When i lisen to renaissance lute music on naxos , it heals my bleeding heart, see i suffer multiple wounds and when i lisen to lute i forgive about everything my mind go numb and it's better that way.

Beside this cd i like early venitian lute music on naxos once again, it's great, than for baroque i would says sylvius leopold wiess.

:tiphat:


----------



## Marinera (May 13, 2016)

Well, Kapsberger is very neutral mood wise and I have Leopold Weiss floating somewhere in my wishlist, the reason why i haven't heard enough of his works.

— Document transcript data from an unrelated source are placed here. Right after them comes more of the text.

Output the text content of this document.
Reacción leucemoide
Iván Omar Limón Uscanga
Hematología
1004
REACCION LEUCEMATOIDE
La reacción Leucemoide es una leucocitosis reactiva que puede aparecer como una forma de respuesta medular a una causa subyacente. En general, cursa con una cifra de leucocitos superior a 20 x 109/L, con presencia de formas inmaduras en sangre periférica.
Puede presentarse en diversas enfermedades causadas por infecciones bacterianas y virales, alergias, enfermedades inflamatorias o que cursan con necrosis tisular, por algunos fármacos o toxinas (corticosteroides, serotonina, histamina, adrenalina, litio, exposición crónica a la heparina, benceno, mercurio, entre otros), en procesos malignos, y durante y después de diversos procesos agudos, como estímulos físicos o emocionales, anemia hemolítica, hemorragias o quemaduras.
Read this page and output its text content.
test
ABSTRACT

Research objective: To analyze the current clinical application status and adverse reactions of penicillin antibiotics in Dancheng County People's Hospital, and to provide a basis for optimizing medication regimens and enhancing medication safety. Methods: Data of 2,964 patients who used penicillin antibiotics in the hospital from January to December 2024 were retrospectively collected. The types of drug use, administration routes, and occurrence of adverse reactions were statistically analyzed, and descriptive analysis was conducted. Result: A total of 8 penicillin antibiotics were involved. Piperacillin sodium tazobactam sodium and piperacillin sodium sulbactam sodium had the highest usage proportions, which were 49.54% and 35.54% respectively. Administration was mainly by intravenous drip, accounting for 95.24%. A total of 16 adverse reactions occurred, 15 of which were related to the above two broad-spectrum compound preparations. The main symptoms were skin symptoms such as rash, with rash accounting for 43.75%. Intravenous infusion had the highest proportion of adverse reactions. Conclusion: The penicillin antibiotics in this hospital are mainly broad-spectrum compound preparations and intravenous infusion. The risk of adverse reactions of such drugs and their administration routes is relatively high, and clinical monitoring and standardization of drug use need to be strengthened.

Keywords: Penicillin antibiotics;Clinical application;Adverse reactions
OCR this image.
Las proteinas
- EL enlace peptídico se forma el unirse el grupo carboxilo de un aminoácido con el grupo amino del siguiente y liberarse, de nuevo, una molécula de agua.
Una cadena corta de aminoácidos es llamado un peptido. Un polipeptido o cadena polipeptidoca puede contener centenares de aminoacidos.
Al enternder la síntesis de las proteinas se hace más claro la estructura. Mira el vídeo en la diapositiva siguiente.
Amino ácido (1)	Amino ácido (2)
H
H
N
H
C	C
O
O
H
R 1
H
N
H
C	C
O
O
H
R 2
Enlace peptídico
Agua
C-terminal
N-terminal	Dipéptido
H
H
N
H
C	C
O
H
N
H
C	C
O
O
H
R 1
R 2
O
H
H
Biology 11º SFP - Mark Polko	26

I have a disc with lute music called the Court of Bayreuth played by Miguel Yisrael that I like very much and listen to it when i want some peace and quiet. 18th c. composers Hagen, Falckenhagen and Scheidler. 
Though in the begining the mood feels a little wistfull even melancholy.


----------



## Mandryka (Feb 22, 2013)

deprofundis said:


> When i lisen to renaissance lute music on naxos , it heals my bleeding heart, see i suffer multiple wounds and when i lisen to lute i forgive about everything my mind go numb and it's better that way.
> 
> Beside this cd i like early venitian lute music on naxos once again, it's great, than for baroque i would says sylvius leopold wiess.
> 
> :tiphat:


I think that, if you want something to ease sadness, you should listen to some François Dufaut and some Ennemand Gaultier. I have the idea that music in the style brisé is the instrumental analogue of Ars Subtilior.


----------



## TxllxT (Mar 2, 2011)

deprofundis said:


> When i lisen to renaissance lute music on naxos , it heals my bleeding heart, see i suffer multiple wounds and when i lisen to lute i forgive about everything my mind go numb and it's better that way.
> 
> Beside this cd i like early venitian lute music on naxos once again, it's great, than for baroque i would says sylvius leopold wiess.
> 
> :tiphat:


Basically all this goes back to the Biblical story of King Saul suffering great depressions (with a spirit of anger haunting him) who is being healed by David playing the lyre.


----------